# Relocating to Netherland from India



## kashibhatla (Nov 1, 2013)

Dear All, 
I received job offer from a company and they are offering 68000 Euros per year which includes holiday allowance and end of year bonus. Company is taking care of Visa, work permit, 30% tax ruling, etc. 
The question I have whether this amount is OK for a family size of 2-3? 
I will be thankful if you please provide your inputs for the same. 
Hope to hear from you soon!


----------



## Ahithophel (Dec 10, 2013)

Depends on what city in the Netherlands, rent in places like Amsterdam-Rotterdam tend to be expensive. Would your spouse be working? Ask them to throw in a few incentives, my best wishes


----------



## cschrd2 (Oct 31, 2011)

It's way above the median and with the 30% ruling you will have more then enough to lead a good life. Even if you need to pay €800/month is rent your in good shape.


----------



## Marinos (Aug 15, 2013)

kashibhatla said:


> Dear All,
> I received job offer from a company and they are offering 68000 Euros per year which includes holiday allowance and end of year bonus. Company is taking care of Visa, work permit, 30% tax ruling, etc.
> The question I have whether this amount is OK for a family size of 2-3?
> I will be thankful if you please provide your inputs for the same.
> Hope to hear from you soon!


Offer in my opinion is good especially considering current conditions
might want it consider how you will approach Schooling for the children as this has the potential to be expensive if you go for English based schools


----------



## bob_1982 (Aug 3, 2014)

kashibhatla said:


> Dear All,
> I received job offer from a company and they are offering 68000 Euros per year which includes holiday allowance and end of year bonus. Company is taking care of Visa, work permit, 30% tax ruling, etc.
> The question I have whether this amount is OK for a family size of 2-3?
> I will be thankful if you please provide your inputs for the same.
> Hope to hear from you soon!


if you don't mind can you advise me how to get job offer
i am a php developer with 7 years of experience in India

thanks


----------



## highwind (Aug 10, 2014)

Congratulation!

With 30% ruling, it should be suffice for moderate living style.
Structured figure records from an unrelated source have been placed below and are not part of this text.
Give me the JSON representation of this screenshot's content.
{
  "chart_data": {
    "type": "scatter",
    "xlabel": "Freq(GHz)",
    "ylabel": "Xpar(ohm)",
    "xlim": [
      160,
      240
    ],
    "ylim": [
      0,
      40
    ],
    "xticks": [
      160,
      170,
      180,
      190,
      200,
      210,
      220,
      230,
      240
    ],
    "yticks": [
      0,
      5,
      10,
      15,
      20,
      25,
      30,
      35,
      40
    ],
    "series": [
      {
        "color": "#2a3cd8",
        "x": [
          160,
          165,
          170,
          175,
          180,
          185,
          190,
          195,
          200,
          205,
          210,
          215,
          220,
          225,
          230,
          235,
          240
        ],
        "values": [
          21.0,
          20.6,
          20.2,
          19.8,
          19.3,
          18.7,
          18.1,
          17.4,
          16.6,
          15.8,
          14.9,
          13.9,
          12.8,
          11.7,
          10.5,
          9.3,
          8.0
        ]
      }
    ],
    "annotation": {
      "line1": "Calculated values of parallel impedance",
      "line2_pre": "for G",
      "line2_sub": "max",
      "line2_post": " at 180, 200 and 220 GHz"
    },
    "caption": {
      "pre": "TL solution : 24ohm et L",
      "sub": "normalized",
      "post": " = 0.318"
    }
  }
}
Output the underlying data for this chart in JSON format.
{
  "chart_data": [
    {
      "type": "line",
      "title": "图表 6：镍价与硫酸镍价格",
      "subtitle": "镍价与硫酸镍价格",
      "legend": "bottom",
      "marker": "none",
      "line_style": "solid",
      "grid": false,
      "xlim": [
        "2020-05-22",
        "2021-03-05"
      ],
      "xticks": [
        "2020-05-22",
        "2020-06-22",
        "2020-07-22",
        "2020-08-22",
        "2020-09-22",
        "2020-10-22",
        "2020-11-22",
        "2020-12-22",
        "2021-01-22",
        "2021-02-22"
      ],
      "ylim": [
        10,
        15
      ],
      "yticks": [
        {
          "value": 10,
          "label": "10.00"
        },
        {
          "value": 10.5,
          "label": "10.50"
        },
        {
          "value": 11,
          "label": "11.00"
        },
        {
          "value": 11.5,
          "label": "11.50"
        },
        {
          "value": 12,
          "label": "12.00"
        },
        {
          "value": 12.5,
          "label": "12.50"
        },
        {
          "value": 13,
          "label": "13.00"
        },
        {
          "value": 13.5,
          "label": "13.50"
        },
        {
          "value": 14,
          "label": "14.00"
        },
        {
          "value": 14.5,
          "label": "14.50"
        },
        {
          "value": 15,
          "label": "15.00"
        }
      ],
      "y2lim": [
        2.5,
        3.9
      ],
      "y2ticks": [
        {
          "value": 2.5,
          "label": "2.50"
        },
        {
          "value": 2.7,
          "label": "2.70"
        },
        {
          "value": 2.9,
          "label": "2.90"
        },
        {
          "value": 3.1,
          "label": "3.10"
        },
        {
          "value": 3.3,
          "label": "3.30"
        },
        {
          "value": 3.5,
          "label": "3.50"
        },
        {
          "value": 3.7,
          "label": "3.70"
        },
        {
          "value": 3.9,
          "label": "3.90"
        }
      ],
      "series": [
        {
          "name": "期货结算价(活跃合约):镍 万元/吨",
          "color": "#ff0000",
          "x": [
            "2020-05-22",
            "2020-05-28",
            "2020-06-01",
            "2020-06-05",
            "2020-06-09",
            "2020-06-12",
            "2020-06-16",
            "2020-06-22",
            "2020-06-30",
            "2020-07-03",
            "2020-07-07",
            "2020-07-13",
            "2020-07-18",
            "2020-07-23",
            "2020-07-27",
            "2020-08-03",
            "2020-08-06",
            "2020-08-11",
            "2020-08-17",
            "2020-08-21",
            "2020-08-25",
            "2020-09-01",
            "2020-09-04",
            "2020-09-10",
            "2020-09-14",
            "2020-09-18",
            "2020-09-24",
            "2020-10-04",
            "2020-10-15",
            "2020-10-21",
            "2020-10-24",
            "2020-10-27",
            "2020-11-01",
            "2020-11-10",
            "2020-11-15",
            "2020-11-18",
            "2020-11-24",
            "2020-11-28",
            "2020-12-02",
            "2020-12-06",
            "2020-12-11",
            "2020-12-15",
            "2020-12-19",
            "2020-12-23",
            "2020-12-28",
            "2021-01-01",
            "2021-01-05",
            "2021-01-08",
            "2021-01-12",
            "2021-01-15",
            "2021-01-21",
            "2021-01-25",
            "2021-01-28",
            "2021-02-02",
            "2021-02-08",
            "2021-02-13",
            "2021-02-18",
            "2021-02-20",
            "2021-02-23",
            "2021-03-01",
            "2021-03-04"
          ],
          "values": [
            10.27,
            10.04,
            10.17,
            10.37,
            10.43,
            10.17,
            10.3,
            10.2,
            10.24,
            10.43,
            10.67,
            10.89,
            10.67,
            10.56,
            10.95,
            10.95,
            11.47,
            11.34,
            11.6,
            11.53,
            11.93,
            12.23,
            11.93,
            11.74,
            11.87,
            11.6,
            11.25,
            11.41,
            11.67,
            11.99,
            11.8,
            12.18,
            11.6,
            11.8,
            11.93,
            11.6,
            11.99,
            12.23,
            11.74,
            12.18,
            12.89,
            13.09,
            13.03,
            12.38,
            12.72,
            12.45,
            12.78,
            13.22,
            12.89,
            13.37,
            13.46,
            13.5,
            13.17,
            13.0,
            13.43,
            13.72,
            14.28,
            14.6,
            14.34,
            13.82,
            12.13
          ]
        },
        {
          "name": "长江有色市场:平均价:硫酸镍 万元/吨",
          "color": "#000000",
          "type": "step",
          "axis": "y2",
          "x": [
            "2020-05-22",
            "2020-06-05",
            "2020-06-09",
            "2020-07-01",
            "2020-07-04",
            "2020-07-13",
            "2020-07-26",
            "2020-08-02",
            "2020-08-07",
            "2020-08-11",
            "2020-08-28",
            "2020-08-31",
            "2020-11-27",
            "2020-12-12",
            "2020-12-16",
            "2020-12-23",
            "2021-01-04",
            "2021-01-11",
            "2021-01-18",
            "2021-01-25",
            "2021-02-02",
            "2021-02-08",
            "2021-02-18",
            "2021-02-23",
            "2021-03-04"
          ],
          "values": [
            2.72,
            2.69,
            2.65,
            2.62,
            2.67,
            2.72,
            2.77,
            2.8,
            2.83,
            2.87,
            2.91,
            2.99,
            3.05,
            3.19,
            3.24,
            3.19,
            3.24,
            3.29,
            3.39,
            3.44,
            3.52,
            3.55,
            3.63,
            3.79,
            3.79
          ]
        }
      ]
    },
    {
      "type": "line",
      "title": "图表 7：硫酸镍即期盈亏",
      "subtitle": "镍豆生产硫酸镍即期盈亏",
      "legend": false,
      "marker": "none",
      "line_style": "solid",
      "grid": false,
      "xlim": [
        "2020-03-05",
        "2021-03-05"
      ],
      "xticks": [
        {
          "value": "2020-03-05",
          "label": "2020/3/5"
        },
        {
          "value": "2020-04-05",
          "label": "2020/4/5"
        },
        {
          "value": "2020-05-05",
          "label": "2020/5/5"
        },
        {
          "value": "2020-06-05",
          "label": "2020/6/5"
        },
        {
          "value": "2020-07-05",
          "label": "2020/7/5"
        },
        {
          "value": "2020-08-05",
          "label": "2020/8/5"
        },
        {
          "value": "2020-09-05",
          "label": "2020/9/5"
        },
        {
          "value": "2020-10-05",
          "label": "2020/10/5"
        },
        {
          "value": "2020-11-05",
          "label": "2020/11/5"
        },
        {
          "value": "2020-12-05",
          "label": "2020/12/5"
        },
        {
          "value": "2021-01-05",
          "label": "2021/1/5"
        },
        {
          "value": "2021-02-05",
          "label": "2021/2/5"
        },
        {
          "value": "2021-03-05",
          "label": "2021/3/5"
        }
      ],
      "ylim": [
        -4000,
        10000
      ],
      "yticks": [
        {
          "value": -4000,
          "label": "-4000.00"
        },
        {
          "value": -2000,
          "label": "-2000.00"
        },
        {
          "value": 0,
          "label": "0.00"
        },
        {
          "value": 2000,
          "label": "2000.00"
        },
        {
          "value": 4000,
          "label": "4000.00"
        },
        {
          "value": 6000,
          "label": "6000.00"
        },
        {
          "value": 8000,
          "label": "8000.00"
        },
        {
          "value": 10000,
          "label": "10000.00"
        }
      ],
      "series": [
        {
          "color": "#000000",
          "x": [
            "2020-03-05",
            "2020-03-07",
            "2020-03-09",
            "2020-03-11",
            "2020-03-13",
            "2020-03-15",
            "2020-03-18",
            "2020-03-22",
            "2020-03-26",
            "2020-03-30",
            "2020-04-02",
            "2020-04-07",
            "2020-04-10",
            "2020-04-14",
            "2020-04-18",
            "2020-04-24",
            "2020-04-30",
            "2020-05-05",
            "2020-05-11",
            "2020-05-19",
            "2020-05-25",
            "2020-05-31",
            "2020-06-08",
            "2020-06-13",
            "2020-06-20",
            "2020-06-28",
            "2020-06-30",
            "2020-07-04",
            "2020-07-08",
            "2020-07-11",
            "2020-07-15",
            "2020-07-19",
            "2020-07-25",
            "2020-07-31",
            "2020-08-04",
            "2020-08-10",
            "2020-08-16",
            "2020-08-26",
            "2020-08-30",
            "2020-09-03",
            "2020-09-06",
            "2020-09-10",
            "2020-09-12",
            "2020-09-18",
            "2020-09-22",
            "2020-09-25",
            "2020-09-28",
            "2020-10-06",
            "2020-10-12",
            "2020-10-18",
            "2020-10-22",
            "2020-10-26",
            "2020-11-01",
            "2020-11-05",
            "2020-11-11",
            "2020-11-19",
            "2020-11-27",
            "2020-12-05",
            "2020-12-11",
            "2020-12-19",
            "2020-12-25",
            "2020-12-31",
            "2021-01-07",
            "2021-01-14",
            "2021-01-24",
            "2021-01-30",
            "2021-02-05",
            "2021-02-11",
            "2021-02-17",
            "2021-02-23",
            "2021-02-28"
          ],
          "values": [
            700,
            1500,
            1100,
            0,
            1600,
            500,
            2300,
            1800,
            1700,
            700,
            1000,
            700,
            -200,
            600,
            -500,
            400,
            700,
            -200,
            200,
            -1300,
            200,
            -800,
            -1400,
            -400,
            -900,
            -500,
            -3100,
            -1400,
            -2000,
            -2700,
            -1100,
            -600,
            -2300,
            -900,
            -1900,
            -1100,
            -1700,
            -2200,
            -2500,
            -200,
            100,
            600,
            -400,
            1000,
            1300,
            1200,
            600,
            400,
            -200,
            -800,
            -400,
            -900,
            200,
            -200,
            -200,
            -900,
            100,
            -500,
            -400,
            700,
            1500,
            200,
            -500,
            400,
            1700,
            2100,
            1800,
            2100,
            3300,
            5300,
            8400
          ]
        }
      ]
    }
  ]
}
But check with the employer that when do they expect 30% ruling to be grant. In my case, it took me 3 months to get 30% ruling (but I get the money from the first 3 months back).
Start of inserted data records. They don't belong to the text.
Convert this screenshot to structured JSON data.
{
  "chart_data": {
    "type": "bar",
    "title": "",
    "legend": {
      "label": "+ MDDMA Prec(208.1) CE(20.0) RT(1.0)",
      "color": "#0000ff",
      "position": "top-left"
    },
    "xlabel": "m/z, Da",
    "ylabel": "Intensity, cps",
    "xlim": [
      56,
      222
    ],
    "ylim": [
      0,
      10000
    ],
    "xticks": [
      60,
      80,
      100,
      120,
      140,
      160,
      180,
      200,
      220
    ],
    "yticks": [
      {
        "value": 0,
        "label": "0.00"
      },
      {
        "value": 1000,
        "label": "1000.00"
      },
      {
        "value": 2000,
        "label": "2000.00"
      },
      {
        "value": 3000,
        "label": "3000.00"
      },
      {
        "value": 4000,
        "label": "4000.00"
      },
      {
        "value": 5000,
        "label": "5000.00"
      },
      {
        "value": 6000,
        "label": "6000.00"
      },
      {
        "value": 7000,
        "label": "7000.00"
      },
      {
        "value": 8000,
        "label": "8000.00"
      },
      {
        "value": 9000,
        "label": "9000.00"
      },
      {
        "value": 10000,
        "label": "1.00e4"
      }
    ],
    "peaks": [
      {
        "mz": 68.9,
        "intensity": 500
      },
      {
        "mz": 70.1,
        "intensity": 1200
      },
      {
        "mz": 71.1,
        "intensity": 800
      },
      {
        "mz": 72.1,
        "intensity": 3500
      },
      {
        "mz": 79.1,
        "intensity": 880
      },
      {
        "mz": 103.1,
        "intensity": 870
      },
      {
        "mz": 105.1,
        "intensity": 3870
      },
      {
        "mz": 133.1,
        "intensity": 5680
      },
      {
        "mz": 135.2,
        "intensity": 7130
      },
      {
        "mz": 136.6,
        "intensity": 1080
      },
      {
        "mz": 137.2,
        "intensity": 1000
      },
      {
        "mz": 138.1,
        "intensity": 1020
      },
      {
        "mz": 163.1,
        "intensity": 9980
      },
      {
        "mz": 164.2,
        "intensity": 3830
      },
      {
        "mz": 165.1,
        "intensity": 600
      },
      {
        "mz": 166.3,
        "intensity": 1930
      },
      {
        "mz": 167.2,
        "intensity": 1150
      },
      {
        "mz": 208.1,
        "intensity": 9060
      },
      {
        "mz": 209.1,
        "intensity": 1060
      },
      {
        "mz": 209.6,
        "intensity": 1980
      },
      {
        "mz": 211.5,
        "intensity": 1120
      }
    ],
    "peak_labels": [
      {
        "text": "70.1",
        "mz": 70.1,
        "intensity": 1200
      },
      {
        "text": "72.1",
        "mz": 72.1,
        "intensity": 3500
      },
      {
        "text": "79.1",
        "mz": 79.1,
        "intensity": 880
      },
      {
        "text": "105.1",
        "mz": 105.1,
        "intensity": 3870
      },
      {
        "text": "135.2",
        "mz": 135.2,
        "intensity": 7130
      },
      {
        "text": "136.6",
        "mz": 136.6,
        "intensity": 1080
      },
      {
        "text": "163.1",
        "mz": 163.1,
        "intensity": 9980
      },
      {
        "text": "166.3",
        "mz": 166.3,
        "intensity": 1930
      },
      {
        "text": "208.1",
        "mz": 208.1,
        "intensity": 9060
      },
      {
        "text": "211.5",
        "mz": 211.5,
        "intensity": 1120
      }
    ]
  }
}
Like Ahithophel said, it matters a lot where you live. It's Amsterdam and your employer also gives you free transportation card, you can live in another city and take train there.

If your offer is still negotiable, I would ask the company to aid you in finding an apartment. It's very difficult to find one from aboard.


----------



## LindaT (Sep 9, 2014)

Personally I would rent for a while and not buy. The Netherlands is hardly a place for stability at the moment. I bought a house on interest only many years ago and now want to sell it. We put lots of money into the renovations and theoretically speaking we lost the lot! In fact we might have to sell for less than the price we bought it for ten years ago. 

The further north you go the more value you will get for your money. My husband travels 45minutes each day to work by car. The train doesn't go near his office and the bus doesn't either. So the car is the best form of daily transport. 

You should be able to live reasonably okay on the money you suggest and you probably will get your holiday money in May each year in a nice lump sum. You may have to be very careful though with your living expenses on that salary and if your wife is able to contribute to the household with a job, then it all helps. It really does depend on what you expect in your household budget. I think it would be tight, but I can't advise because every family has its differing needs. I just know that our salary now is a lot larger than the UK. After ten years you will have to pay 52% tax and you MUST save up for that time. It can kill your bank account.


----------